On Mon, Dec 12, 2016 at 11:46:40AM +0000, Will Deacon wrote:
> > @@ -2331,13 +2330,36 @@ perf_install_in_context(struct perf_event_context *ctx,
> >  	/*
> >  	 * Installing events is tricky because we cannot rely on ctx->is_active
> >  	 * to be set in case this is the nr_events 0 -> 1 transition.
> > +	 *
> > +	 * Instead we use task_curr(), which tells us if the task is running.
> > +	 * However, since we use task_curr() outside of rq::lock, we can race
> > +	 * against the actual state. This means the result can be wrong.
> > +	 *
> > +	 * If we get a false positive, we retry, this is harmless.
> > +	 *
> > +	 * If we get a false negative, things are complicated. If we are after
> > +	 * perf_event_context_sched_in() ctx::lock will serialize us, and the
> > +	 * value must be correct. If we're before, it doesn't matter since
> > +	 * perf_event_context_sched_in() will program the counter.
> > +	 *
> > +	 * However, this hinges on the remote context switch having observed
> > +	 * our task->perf_event_ctxp[] store, such that it will in fact take
> > +	 * ctx::lock in perf_event_context_sched_in().
> > +	 *
> > +	 * We do this by task_function_call(), if the IPI fails to hit the task
> > +	 * we know any future context switch of task must see the
> > +	 * perf_event_ctpx[] store.
> >  	 */
> > +
> >  	/*
> > +	 * This smp_mb() orders the task->perf_event_ctxp[] store with the
> > +	 * task_cpu() load, such that if the IPI then does not find the task
> > +	 * running, a future context switch of that task must observe the
> > +	 * store.
> >  	 */
> > +	smp_mb();
> > +again:
> > +	if (!task_function_call(task, __perf_install_in_context, event))
> >  		return;
> 
> I'm trying to figure out whether or not the barriers implied by the IPI
> are sufficient here, or whether we really need the explicit smp_mb().
> Certainly, arch_send_call_function_single_ipi has to order the publishing
> of the remote work before the signalling of the interrupt, but the comment
> above refers to "the task_cpu() load" and I can't see that after your
> diff.
> 
> What are you trying to order here?

I suppose something like this:

CPU0		CPU1		CPU2

		(current == t)

t->perf_event_ctxp[] = ctx;
smp_mb();
cpu = task_cpu(t);

		switch(t, n);
				migrate(t, 2);
				switch(p, t);

				ctx = t->perf_event_ctxp[]; // must not be NULL

smp_function_call(cpu, ..);

		generic_exec_single()
		  func();
		    spin_lock(ctx->lock);
		    if (task_curr(t)) // false

		    add_event_to_ctx();
		    spin_unlock(ctx->lock);

				perf_event_context_sched_in();
				  spin_lock(ctx->lock);
				  // sees event

Where between setting the perf_event_ctxp[] and sending the IPI the task
moves away and the IPI misses, and while the new CPU is in the middle of
scheduling in t, it hasn't yet passed through perf_event_sched_in(), but
when it does, it _must_ observe the ctx value we stored.

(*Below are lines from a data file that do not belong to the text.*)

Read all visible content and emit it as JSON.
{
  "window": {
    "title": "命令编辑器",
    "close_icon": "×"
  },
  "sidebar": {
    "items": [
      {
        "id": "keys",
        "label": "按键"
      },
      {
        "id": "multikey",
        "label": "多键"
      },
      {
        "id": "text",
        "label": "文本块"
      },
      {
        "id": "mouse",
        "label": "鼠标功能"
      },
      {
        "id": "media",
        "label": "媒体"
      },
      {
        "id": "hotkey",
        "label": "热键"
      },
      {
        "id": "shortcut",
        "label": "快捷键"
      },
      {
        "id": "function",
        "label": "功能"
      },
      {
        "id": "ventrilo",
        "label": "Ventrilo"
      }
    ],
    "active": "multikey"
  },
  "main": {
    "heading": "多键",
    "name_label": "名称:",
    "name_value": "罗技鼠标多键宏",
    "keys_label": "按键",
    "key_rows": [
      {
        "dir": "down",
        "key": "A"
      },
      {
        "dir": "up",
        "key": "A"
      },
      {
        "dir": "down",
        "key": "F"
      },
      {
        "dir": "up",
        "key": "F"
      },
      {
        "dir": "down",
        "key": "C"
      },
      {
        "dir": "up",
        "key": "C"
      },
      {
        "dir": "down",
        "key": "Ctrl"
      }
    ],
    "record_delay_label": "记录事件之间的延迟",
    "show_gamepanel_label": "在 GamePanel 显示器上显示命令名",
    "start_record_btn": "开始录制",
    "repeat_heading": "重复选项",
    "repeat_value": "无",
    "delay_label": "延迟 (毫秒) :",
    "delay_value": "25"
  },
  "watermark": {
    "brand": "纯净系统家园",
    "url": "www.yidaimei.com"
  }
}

My thinking was that the IPI itself is not sufficient since when it
misses the task, nothing then guarantees we see the store. However, if
we order the store and the task_cpu() load, then any context
switching/migrating involved with changing that value, should ensure we
see our prior store.

Of course, even now writing this, I'm still confused.